Digitalisierung | Projektmanagement EMMA
Pilotprojekt “Prozessautomatisierung mit EMMA”
Das Pilotprojekt erprobt, inwieweit die Prozessautomatisierung mit EMMA einen Beitrag zur Entlastung und höherer Arbeitszufriedenheit unserer Verwaltungsmitarbeiter:innen sowie Qualitätssicherung und Effizienzsteigerung in den Verwaltungsprozessen der Universität leisten kann. Zu diesem Zweck sollen wiederkehrende, zeitintensive, regelbasierte und fehleranfällige administrative Tätigkeiten automatisiert werden.
Ausgangslage / Hintergrund
Der sich verschärfende Fachkräftemangel, die hohen administrativen Arbeitslast sowie steigende Anforderungen an die Effizienz universitärer Verwaltungsprozesse führen zu einer hohen Belastung unserer Verwaltungsmitarbeiter:innen.

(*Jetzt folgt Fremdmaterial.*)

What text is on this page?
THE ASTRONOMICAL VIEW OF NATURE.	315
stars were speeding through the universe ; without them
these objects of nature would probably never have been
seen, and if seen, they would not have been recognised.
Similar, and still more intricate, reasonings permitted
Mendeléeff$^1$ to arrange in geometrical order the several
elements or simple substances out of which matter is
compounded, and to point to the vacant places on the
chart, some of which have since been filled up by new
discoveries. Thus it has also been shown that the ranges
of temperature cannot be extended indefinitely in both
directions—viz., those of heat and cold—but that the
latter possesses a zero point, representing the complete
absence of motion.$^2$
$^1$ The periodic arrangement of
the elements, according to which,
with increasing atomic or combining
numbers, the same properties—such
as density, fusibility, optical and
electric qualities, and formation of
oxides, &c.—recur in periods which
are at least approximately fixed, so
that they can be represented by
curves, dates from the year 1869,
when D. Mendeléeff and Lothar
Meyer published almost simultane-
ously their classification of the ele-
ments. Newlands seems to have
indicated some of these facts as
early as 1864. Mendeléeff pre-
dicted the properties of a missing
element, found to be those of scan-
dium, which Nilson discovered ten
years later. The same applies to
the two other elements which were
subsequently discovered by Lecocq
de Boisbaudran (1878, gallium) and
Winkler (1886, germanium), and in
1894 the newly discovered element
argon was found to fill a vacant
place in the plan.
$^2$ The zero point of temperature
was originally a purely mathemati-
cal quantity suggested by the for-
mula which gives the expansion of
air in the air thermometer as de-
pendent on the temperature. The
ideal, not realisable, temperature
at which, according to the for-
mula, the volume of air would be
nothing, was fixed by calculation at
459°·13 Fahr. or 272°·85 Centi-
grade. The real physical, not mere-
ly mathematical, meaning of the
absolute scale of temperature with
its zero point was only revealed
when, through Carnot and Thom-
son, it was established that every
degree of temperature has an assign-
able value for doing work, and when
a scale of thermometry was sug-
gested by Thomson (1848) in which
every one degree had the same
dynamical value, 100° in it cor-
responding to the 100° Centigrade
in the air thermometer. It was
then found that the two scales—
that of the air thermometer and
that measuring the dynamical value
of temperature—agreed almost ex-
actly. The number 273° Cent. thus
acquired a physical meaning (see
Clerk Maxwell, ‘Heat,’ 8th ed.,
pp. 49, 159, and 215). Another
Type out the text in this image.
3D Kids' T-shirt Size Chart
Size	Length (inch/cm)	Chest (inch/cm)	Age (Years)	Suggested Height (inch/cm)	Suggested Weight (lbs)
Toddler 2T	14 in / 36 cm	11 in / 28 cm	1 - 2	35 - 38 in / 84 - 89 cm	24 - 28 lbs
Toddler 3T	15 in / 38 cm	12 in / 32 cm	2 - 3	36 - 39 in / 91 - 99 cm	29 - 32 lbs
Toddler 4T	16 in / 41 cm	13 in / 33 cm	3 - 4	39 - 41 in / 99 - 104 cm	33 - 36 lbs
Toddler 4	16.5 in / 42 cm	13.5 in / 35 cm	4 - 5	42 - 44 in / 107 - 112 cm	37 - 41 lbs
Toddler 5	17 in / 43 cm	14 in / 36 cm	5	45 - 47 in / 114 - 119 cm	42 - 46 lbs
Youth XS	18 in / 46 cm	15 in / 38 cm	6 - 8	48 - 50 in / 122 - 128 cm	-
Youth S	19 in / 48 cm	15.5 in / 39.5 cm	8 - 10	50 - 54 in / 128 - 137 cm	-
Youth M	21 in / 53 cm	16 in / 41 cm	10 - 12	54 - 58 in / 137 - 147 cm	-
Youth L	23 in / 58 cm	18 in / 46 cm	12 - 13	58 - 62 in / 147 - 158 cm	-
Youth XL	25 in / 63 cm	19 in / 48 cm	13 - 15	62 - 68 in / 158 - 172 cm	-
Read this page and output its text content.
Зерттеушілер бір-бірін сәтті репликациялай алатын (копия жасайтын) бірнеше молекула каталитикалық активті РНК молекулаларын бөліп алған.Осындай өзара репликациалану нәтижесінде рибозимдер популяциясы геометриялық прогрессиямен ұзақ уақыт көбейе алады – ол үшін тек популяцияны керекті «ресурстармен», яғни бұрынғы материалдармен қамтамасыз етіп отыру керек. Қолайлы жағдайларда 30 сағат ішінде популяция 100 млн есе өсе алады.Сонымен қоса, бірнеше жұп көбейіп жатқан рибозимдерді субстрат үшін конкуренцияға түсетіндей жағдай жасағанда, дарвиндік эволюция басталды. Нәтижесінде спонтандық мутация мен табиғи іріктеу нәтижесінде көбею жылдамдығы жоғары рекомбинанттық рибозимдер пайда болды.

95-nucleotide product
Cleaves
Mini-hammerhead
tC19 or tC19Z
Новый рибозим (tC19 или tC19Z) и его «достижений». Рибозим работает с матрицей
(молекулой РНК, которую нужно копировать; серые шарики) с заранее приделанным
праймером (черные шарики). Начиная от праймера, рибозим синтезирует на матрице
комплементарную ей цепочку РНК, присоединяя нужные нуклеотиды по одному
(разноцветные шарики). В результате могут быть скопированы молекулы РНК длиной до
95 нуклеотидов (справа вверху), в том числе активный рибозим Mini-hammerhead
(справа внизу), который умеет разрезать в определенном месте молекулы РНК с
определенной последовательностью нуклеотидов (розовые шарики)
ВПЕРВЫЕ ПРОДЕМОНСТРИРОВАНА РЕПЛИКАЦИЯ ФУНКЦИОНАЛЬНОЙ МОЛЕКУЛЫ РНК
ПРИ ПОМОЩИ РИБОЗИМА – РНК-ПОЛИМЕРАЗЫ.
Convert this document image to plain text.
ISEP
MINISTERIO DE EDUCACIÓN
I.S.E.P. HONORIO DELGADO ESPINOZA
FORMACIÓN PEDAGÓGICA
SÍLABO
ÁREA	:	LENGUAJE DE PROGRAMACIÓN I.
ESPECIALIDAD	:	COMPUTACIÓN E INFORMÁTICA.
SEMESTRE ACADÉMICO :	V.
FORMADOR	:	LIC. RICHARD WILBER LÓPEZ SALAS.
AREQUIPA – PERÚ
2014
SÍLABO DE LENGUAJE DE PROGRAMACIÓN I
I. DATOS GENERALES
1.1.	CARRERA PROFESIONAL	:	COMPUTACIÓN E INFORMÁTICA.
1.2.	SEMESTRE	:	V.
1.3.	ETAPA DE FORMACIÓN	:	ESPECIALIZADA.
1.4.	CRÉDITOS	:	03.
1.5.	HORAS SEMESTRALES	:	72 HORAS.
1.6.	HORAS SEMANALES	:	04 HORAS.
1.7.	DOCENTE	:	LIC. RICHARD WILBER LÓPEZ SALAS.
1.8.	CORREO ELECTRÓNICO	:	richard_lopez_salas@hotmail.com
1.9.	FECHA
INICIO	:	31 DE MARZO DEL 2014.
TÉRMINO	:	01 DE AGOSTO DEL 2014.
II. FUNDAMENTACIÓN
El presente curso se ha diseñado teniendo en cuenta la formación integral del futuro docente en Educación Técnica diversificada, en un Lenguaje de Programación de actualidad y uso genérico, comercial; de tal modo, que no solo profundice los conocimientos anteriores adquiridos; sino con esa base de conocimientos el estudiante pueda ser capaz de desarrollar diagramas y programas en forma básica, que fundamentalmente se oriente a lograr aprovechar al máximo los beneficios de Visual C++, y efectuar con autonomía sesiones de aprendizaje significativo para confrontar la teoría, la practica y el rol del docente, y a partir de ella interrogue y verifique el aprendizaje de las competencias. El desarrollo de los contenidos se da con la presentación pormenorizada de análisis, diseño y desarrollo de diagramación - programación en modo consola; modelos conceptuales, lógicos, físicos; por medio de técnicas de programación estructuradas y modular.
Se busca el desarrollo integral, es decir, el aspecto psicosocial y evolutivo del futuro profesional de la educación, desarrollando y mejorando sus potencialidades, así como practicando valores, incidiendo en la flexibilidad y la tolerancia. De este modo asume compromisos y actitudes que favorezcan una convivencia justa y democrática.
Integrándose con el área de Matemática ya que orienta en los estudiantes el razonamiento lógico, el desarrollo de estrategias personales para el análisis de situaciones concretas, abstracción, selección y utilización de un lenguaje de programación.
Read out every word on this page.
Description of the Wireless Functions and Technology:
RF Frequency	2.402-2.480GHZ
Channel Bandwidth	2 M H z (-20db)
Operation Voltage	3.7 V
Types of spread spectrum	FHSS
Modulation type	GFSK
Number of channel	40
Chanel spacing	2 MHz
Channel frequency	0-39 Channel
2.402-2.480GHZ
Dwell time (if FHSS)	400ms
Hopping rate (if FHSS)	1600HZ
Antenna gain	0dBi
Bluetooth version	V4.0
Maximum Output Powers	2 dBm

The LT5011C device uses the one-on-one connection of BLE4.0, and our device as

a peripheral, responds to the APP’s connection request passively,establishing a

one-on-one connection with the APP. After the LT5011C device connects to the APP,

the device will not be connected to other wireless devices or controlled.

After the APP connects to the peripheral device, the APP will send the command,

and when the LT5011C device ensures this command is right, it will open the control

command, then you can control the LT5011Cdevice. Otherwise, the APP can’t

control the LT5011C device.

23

EMMA bietet eine technologische Entlastungslösung, mit der regelbasierte Routinetätigkeiten zuverlässig durch Software-Roboter abgewickelt werden können. Ein erster Pilot ermöglicht eine realistische Einschätzung von Nutzen, Alltagstauglichkeit und Skalierbarkeit dieser Technologie im universitären Umfeld.
Geplante Maßnahmen / Vorgehen
- Beschaffung von EMMA (inkl. Lizenzen, Schulungen, Support)
- Gründung eines EMMA-Komitees zur Prüfung und Freigabe von Use-Cases (inkl. Personalrat und Datenschutz)
- Aufbau eines EMMA-Pilotteams (Power-User)
- Durchführung von EMMA-Schulungen (März 2026)
- Umsetzung und Testbetrieb von EMMA in ausgewählten Prozessen
- Zwischenevaluation (ab 01.09.2026)
- Entscheidung zur möglichen Überführung in den Regelbetrieb (bis 28.02.2027)
Zeitplan / Work Packages
- Q4/2025: Beschaffung EMMA
- Q4/2025: Gründung EMMA-Komitee, EMMA-Pilotteam, Nutzerzugänge anlegen
- 01.03.2026 – 28.02.2027: Pilotphase EMMA
- März 2026: Durchführung EMMA-Schulungen
- Ab 01.09.2026: Zwischenevaluation Pilotphase
- Bis 28.02.2027: Entscheidung zur Überführung in den Regelbetrieb
Beteiligte / Rollen
- Co-Projektleitung: Dipl.-Ing. Christian Schulz, Dr. Lisa Fromm
- Fachbereiche: ausgewählte Verwaltungseinheiten mit Pilotprozessen (insb. D5, D6 evtl. D2)
- Mitarbeiter:innen der Fachbereiche, die ihre fachliche Expertise in der Prozessautomatisierung einbringen wollen (z.B. als Teil der EMMA Pilotteams)
- URZ: technische Einrichtung
- Personalrat & Datenschutz: aktive Begleitung über EMMA-Komitee
- Externer Partner (wianco OTT Robotics GmbH): Bereitstellung und Support von EMMA
Nutzen für die Universität
- Durch die Übernahme von wiederkehrenden Standardprozessen werden Mitarbeitende spürbar entlastet
- Entstehende Freiräume können für vielfältigere Aufgaben genutzt werden, was zu einer höheren Arbeitszufriedenheit von Mitarbeiter:innen führt
- Zusätzliche Qualitätsprüfungen und verkürzte Bearbeitungszeiten durch automatisierte Unterstützung sorgen für mehr Zufriedenheit in der Wissenschaft
- Mit der Erhöhung der Prozesseffizienz werden Ressourcen geschont
- Die aktive Einbindung und Weiterbildung von Mitarbeiter:innen im Zuge der Erprobung moderner Automatisierungstechnologien ermöglicht eine menschenzentrierte Digitale Transformation
- Stärkung der Innovationsfähigkeit
- Personalrat und Datenschutz begleiten das Projekt und stellen sicher, dass Transparenz und Mitgestaltungsmöglichkeiten gewährleistet sind
Aktueller Status (Februar 2026)
Projektvorbereitung abgeschlossen. Beschaffung abgeschlossen. Nächste Schritte: Pilotprojekt & EMMA-Schulungen.